By , September 11, 2018 3:13 pm

Peter Molk, a leading LLC scholar, has published an article about LLCs.  The title, citation, and introduction of are below:

51 U.C. Davis L. Rev. 2129
U.C. Davis Law Review
June, 2018
Peter Molk
Copyright © 2018 by Peter Molk

LLC statutes allow owners to restrict or completely waive standard governance protections required of other business forms. Corporate law mandatory stalwarts like fiduciary duties can be entirely eliminated in an LLC. This flexible approach has the potential to generate maximally efficient governance relationships: tailored negotiation among LLC investors can produce an optimal set of governance terms that corporate law’s mandatory protections cannot. Yet when owners lack sophistication or bargaining power, contractual freedom allows for terms that lead to mispriced capital, reduced investment, and inefficiently allocated capital across LLCs.

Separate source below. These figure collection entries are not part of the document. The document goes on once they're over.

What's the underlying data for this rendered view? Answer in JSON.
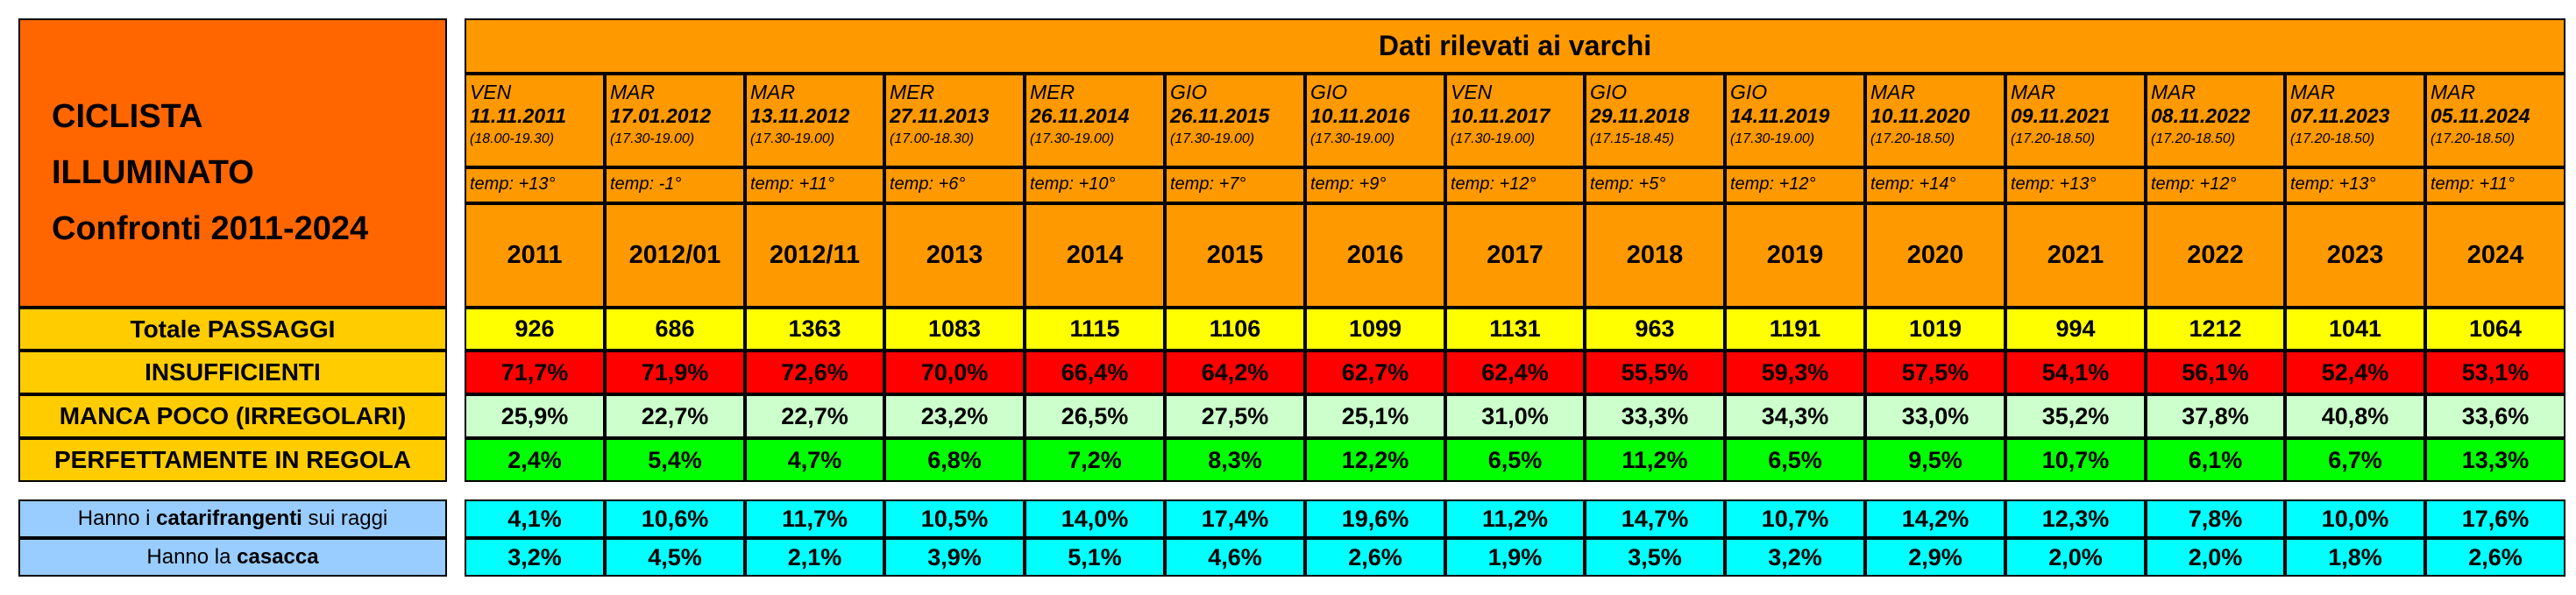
{
  "title": {
    "line1": "CICLISTA",
    "line2": "ILLUMINATO",
    "line3": "Confronti 2011-2024"
  },
  "header": {
    "banner": "Dati rilevati ai varchi"
  },
  "row_labels": {
    "totale": "Totale PASSAGGI",
    "insufficienti": "INSUFFICIENTI",
    "manca_poco": "MANCA POCO (IRREGOLARI)",
    "regola": "PERFETTAMENTE IN REGOLA",
    "cat_pre": "Hanno i ",
    "cat_bold": "catarifrangenti",
    "cat_post": " sui raggi",
    "cas_pre": "Hanno la ",
    "cas_bold": "casacca"
  },
  "colors": {
    "orange_title": "#ff6600",
    "orange_header": "#ff9900",
    "label_gold": "#ffcc00",
    "yellow": "#ffff00",
    "red": "#ff0000",
    "light_green": "#ccffcc",
    "green": "#00ff00",
    "light_blue": "#99ccff",
    "cyan": "#00ffff"
  },
  "columns": [
    {
      "dow": "VEN",
      "date": "11.11.2011",
      "time": "(18.00-19.30)",
      "temp": "temp: +13°",
      "year": "2011",
      "totale": "926",
      "insufficienti": "71,7%",
      "manca_poco": "25,9%",
      "regola": "2,4%",
      "catarifrangenti": "4,1%",
      "casacca": "3,2%"
    },
    {
      "dow": "MAR",
      "date": "17.01.2012",
      "time": "(17.30-19.00)",
      "temp": "temp: -1°",
      "year": "2012/01",
      "totale": "686",
      "insufficienti": "71,9%",
      "manca_poco": "22,7%",
      "regola": "5,4%",
      "catarifrangenti": "10,6%",
      "casacca": "4,5%"
    },
    {
      "dow": "MAR",
      "date": "13.11.2012",
      "time": "(17.30-19.00)",
      "temp": "temp: +11°",
      "year": "2012/11",
      "totale": "1363",
      "insufficienti": "72,6%",
      "manca_poco": "22,7%",
      "regola": "4,7%",
      "catarifrangenti": "11,7%",
      "casacca": "2,1%"
    },
    {
      "dow": "MER",
      "date": "27.11.2013",
      "time": "(17.00-18.30)",
      "temp": "temp: +6°",
      "year": "2013",
      "totale": "1083",
      "insufficienti": "70,0%",
      "manca_poco": "23,2%",
      "regola": "6,8%",
      "catarifrangenti": "10,5%",
      "casacca": "3,9%"
    },
    {
      "dow": "MER",
      "date": "26.11.2014",
      "time": "(17.30-19.00)",
      "temp": "temp: +10°",
      "year": "2014",
      "totale": "1115",
      "insufficienti": "66,4%",
      "manca_poco": "26,5%",
      "regola": "7,2%",
      "catarifrangenti": "14,0%",
      "casacca": "5,1%"
    },
    {
      "dow": "GIO",
      "date": "26.11.2015",
      "time": "(17.30-19.00)",
      "temp": "temp: +7°",
      "year": "2015",
      "totale": "1106",
      "insufficienti": "64,2%",
      "manca_poco": "27,5%",
      "regola": "8,3%",
      "catarifrangenti": "17,4%",
      "casacca": "4,6%"
    },
    {
      "dow": "GIO",
      "date": "10.11.2016",
      "time": "(17.30-19.00)",
      "temp": "temp: +9°",
      "year": "2016",
      "totale": "1099",
      "insufficienti": "62,7%",
      "manca_poco": "25,1%",
      "regola": "12,2%",
      "catarifrangenti": "19,6%",
      "casacca": "2,6%"
    },
    {
      "dow": "VEN",
      "date": "10.11.2017",
      "time": "(17.30-19.00)",
      "temp": "temp: +12°",
      "year": "2017",
      "totale": "1131",
      "insufficienti": "62,4%",
      "manca_poco": "31,0%",
      "regola": "6,5%",
      "catarifrangenti": "11,2%",
      "casacca": "1,9%"
    },
    {
      "dow": "GIO",
      "date": "29.11.2018",
      "time": "(17.15-18.45)",
      "temp": "temp: +5°",
      "year": "2018",
      "totale": "963",
      "insufficienti": "55,5%",
      "manca_poco": "33,3%",
      "regola": "11,2%",
      "catarifrangenti": "14,7%",
      "casacca": "3,5%"
    },
    {
      "dow": "GIO",
      "date": "14.11.2019",
      "time": "(17.30-19.00)",
      "temp": "temp: +12°",
      "year": "2019",
      "totale": "1191",
      "insufficienti": "59,3%",
      "manca_poco": "34,3%",
      "regola": "6,5%",
      "catarifrangenti": "10,7%",
      "casacca": "3,2%"
    },
    {
      "dow": "MAR",
      "date": "10.11.2020",
      "time": "(17.20-18.50)",
      "temp": "temp: +14°",
      "year": "2020",
      "totale": "1019",
      "insufficienti": "57,5%",
      "manca_poco": "33,0%",
      "regola": "9,5%",
      "catarifrangenti": "14,2%",
      "casacca": "2,9%"
    },
    {
      "dow": "MAR",
      "date": "09.11.2021",
      "time": "(17.20-18.50)",
      "temp": "temp: +13°",
      "year": "2021",
      "totale": "994",
      "insufficienti": "54,1%",
      "manca_poco": "35,2%",
      "regola": "10,7%",
      "catarifrangenti": "12,3%",
      "casacca": "2,0%"
    },
    {
      "dow": "MAR",
      "date": "08.11.2022",
      "time": "(17.20-18.50)",
      "temp": "temp: +12°",
      "year": "2022",
      "totale": "1212",
      "insufficienti": "56,1%",
      "manca_poco": "37,8%",
      "regola": "6,1%",
      "catarifrangenti": "7,8%",
      "casacca": "2,0%"
    },
    {
      "dow": "MAR",
      "date": "07.11.2023",
      "time": "(17.20-18.50)",
      "temp": "temp: +13°",
      "year": "2023",
      "totale": "1041",
      "insufficienti": "52,4%",
      "manca_poco": "40,8%",
      "regola": "6,7%",
      "catarifrangenti": "10,0%",
      "casacca": "1,8%"
    },
    {
      "dow": "MAR",
      "date": "05.11.2024",
      "time": "(17.20-18.50)",
      "temp": "temp: +11°",
      "year": "2024",
      "totale": "1064",
      "insufficienti": "53,1%",
      "manca_poco": "33,6%",
      "regola": "13,3%",
      "catarifrangenti": "17,6%",
      "casacca": "2,6%"
    }
  ]
}
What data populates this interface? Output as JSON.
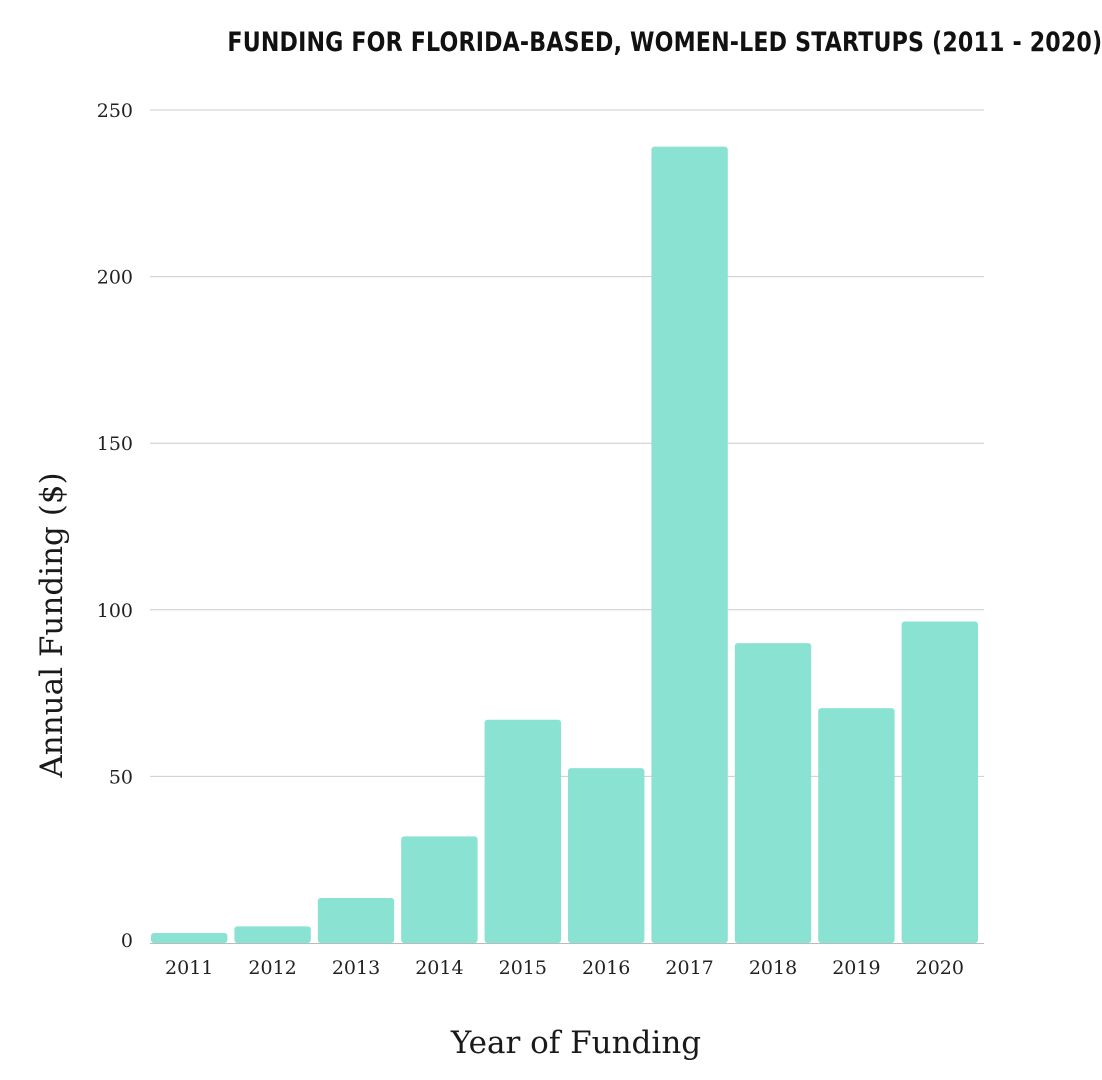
{
  "chart_data": {
    "type": "bar",
    "title": "FUNDING FOR FLORIDA-BASED, WOMEN-LED STARTUPS (2011 - 2020)",
    "xlabel": "Year of Funding",
    "ylabel": "Annual Funding ($)",
    "categories": [
      "2011",
      "2012",
      "2013",
      "2014",
      "2015",
      "2016",
      "2017",
      "2018",
      "2019",
      "2020"
    ],
    "values": [
      3,
      5,
      13.5,
      32,
      67,
      52.5,
      239,
      90,
      70.5,
      96.5
    ],
    "ylim": [
      0,
      250
    ],
    "yticks": [
      0,
      50,
      100,
      150,
      200,
      250
    ],
    "grid": true,
    "legend": "none",
    "colors": {
      "bar": "#8ae2d2",
      "grid": "#cccccc",
      "baseline": "#bbbbbb"
    }
  }
}
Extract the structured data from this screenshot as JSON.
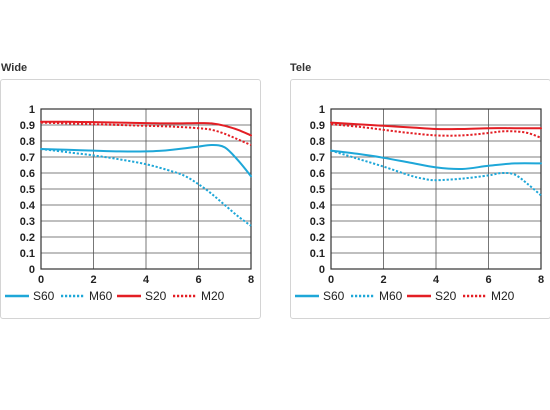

A series of cases has brought this problem to the fore. Recommendations for reform have focused on doing nothing, imposing mandatory protections, or relying on ad-hoc judicial interventions, but these solutions are each ultimately unsatisfying. Instead, I show how a model inspired by securities law’s accredited investor concept has the most promise to ensure LLCs‘ continued viability as a distinct organizational form, with favorable liability and tax treatment to everyday investors and the freedom to craft unique governance relationships for sophisticated ones.